Weizen: Etwas erholt, doch nicht aus dem Schneider

S. Linker sabine.linker@llh.hessen.de Stand: 30.10.2008


Wochenlang hielt die Finanzkrise den Agrarrohstoffmarkt im Würgegriff. Jetzt rückt allmählich wieder die Versorgungslage, die Einschätzung von Angebot und Nachfrage in den Vordergrund. Die Terminmarktkurse ziehen wieder an und auch am Kassamrkt ist die Talsohle erreicht.

Marktlage
Der Kurseinbruch an den Finanzmärkten hat in den letzten Wochen an an den Agrarrohstoffmärkten zu einem starken Preisrutsch geführt. In den vergangenen drei Monaten sind die Preise für Brotweizen auf dem internationalen Markt um 20 bis 30 % eingebrochen. In Deutschland hat der Brotweizen-Kurs 20 bis 25 % verloren.
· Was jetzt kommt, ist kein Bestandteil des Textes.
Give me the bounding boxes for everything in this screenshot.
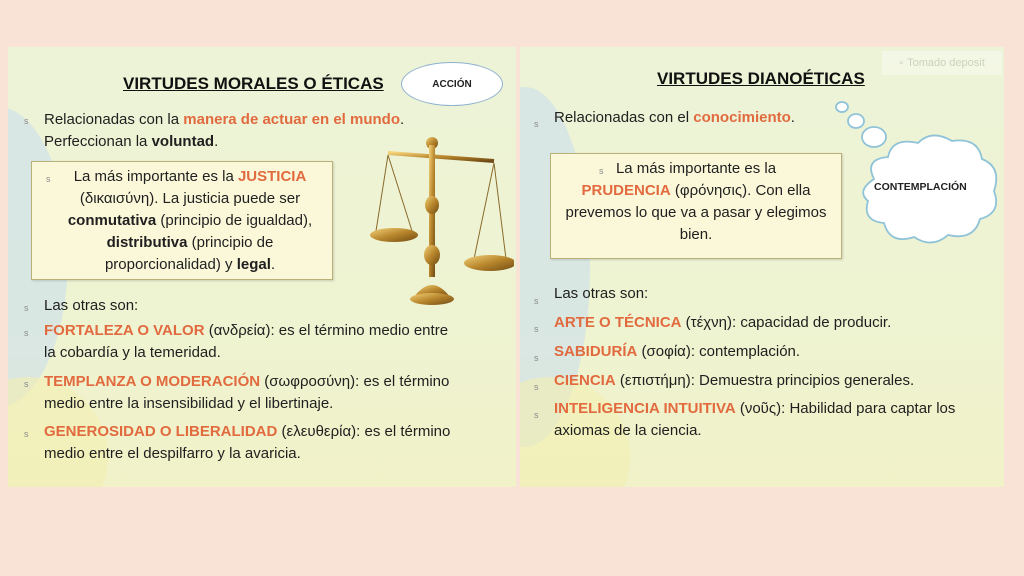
virtue-name: INTELIGENCIA INTUITIVA [554, 400, 736, 417]
box-text-2: (principio de [187, 234, 274, 251]
box-text-1: (principio de igualdad), [156, 212, 313, 229]
bullet-icon: s [534, 410, 539, 420]
panel-title: VIRTUDES MORALES O ÉTICAS [123, 74, 384, 93]
box-bold-2: distributiva [106, 234, 188, 251]
box-greek: (δικαισύνη). La justicia puede ser [79, 190, 301, 207]
intro-bold: voluntad [151, 133, 215, 150]
bullet-icon: s [24, 328, 29, 338]
virtue-item [44, 320, 504, 364]
cloud-label: CONTEMPLACIÓN [874, 181, 967, 193]
virtue-name: CIENCIA [554, 372, 616, 389]
intro-line2-post: . [214, 133, 219, 150]
virtue-name: TEMPLANZA O MODERACIÓN [44, 373, 261, 390]
virtue-name: GENEROSIDAD O LIBERALIDAD [44, 423, 278, 440]
watermark-text: Tomado deposit [907, 57, 985, 69]
bullet-icon: s [534, 119, 539, 129]
intro-line2: Perfeccionan la [44, 133, 152, 150]
intro-text [44, 109, 404, 153]
watermark [882, 51, 1002, 75]
intro-post: . [790, 109, 795, 126]
box-text-4: . [270, 256, 276, 273]
action-oval [401, 62, 503, 106]
box-line3: prevemos lo que va a pasar y elegimos [565, 204, 827, 221]
bullet-icon: s [24, 429, 29, 439]
prudencia-box [550, 153, 842, 259]
intro-pre: Relacionadas con la [44, 111, 184, 128]
panel-virtudes-morales [8, 47, 516, 487]
bullet-icon: s [534, 353, 539, 363]
box-highlight: JUSTICIA [237, 168, 307, 185]
action-label: ACCIÓN [432, 78, 472, 90]
virtue-desc: (νοῦς): Habilidad para captar los [735, 400, 956, 417]
virtue-item [44, 421, 504, 465]
justicia-text [48, 166, 332, 276]
bullet-icon: s [599, 166, 604, 176]
box-bold-3: legal [236, 256, 271, 273]
intro-text [554, 107, 795, 129]
panel-virtudes-dianoeticas [520, 47, 1004, 487]
intro-post: . [400, 111, 405, 128]
virtue-desc-line2: medio entre el despilfarro y la avaricia. [44, 445, 301, 462]
bullet-icon: s [24, 379, 29, 389]
bullet-icon: s [534, 382, 539, 392]
virtue-name: FORTALEZA O VALOR [44, 322, 205, 339]
others-label: Las otras son: [44, 297, 139, 314]
virtue-desc: (ελευθερία): es el término [277, 423, 451, 440]
bullet-icon: s [534, 324, 539, 334]
box-highlight: PRUDENCIA [581, 182, 671, 199]
box-greek: (φρόνησις). Con ella [670, 182, 811, 199]
intro-highlight: conocimiento [693, 109, 791, 126]
box-text-3: proporcionalidad) y [104, 256, 237, 273]
virtue-desc-line2: medio entre la insensibilidad y el libertinaje. [44, 395, 334, 412]
thought-cloud-icon [834, 101, 1004, 251]
box-pre: La más importante es la [615, 160, 777, 177]
virtue-desc: (τέχνη): capacidad de producir. [681, 314, 892, 331]
bullet-icon: s [46, 174, 51, 184]
bullet-icon: s [24, 303, 29, 313]
virtue-desc-line2: la cobardía y la temeridad. [44, 344, 221, 361]
virtue-name: ARTE O TÉCNICA [554, 314, 682, 331]
balance-scale-icon [366, 125, 514, 311]
virtue-desc: (σοφία): contemplación. [637, 343, 801, 360]
box-bold-1: conmutativa [67, 212, 157, 229]
prudencia-text [553, 158, 839, 246]
virtue-desc: (επιστήμη): Demuestra principios generales. [615, 372, 915, 389]
virtue-item [554, 398, 994, 442]
bullet-icon: s [534, 296, 539, 306]
others-label: Las otras son: [554, 285, 649, 302]
virtue-item [554, 341, 800, 363]
virtue-name: SABIDURÍA [554, 343, 638, 360]
intro-pre: Relacionadas con el [554, 109, 694, 126]
virtue-item [44, 371, 504, 415]
box-line4: bien. [679, 226, 713, 243]
virtue-desc: (σωφροσύνη): es el término [260, 373, 450, 390]
intro-highlight: manera de actuar en el mundo [183, 111, 400, 128]
virtue-item [554, 370, 914, 392]
box-pre: La más importante es la [73, 168, 238, 185]
bullet-icon: s [24, 116, 29, 126]
virtue-item [554, 312, 891, 334]
virtue-desc-line2: axiomas de la ciencia. [554, 422, 702, 439]
justicia-box [31, 161, 333, 280]
panel-title: VIRTUDES DIANOÉTICAS [657, 69, 865, 88]
camera-icon: ▫ [899, 57, 904, 69]
virtue-desc: (ανδρεία): es el término medio entre [204, 322, 449, 339]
Der Handel ist in den letzten Wochen weitgehend zum Erliegen gekommen. Verarbeiter und Handel halten sich mit Neugeschäften in Erwartung weiterer Preisrückgänge zurück. Lediglich der Export über die Nord- und Ostseehäfen bringt eine leichte Marktentlastung.

 

Fakten

  • Australien: Schrumpfende Ernteerwartungen
    In Australien haben die Erntearbeiten bereits im Nordwesten und Nordosten des Riesenlandes begonnen. Seit dem dramatischen Produktionseinbruch im Dürrejahr 2006 sind die Produktionserwartungen wieder deutlich besser. Doch die Ernteerwartungen werden zwischenzeitlich immer stärker nach unten korrigiert.

    Noch Mitte Februar gingen die Analysten mit 23 Mio.t von einer um 74 % höheren Weizenernte aus (Vj: 13,0).  Bis Mitte September korrigierten offizielle Statistiken ihre Erwartungen auf nur noch 22,5 Mio.t. Kürzlich schätzte das australische Analystenhaus ACF die Weizenernte auf nur noch etwas über 19 Mio.t.

    Damit läge die Ernte 2008/09 jedoch immer noch rund 6 Mio.t über der Ernte von 2007/08 und 8 Mio.t über der Erzeugung im Dürrejahr 2006/07.

    Unerwartet schlechte Wachstumsbedingungen schmälern die Ernteerwartungen: Auch nach den Wintermonaten besteht in wichtigen Anbauregionen noch immer ein bedenkliches Niederschlagsdefizit. Mitte Oktober führte ein unerwarteter Frosteinbruch in den den Beständen im Westen Australiens zu erheblichen Schäden. Seit dem letzten Wochenende schmälert Hitze im Südosten die Ernteaussichten.

    Hausse-Tendenz

 

Prognose
Wie erwartet setzt sich allmählich eine realistischere Markteinschätzung mit Blick auf die Angebot-Nachfrage-Situation am Gütermmarkt durch. Während an den Finanzmärkten weiter fleißig gezockt wird und die Kurse zeitweilig in wirre Zick-Zack-Bewegungen ausarten, kommt allmählich Ruhe in die Geschäfte an den Agrarbörsen. Die Warenterminbörsen haben seit Anfang der Woche wieder ins Plus gedreht.

Nach meiner persönlichen Einschätzung ist Weizen derzeit sowohl an den Terminbörsen wie auch am realern Kassamarkt unterbewertet. Dennoch rechne ich am realen Kassamarkt erst ab Mitte Dezember wieder mit einen größeren Anschlußbedarf der Verarbeiter. Angebot und Nachfrage dürften dann das Preisniveau bestimmen. Das bedeutet auch, daß man bei der Verkaufsplanung nicht vergessen sollte, daß in den Lägern der Produzenten und Wiederverkäufer mehr Ware als in den Vorjahren auf den Verkauf wartet.

Nicht ausgeschlossen ist allerdings auch, daß erneute Turbulenzen an den Finanzmärkten auch die Agrarrohstoff-Börsen wieder auf Achterbahnfahrt schicken könnten.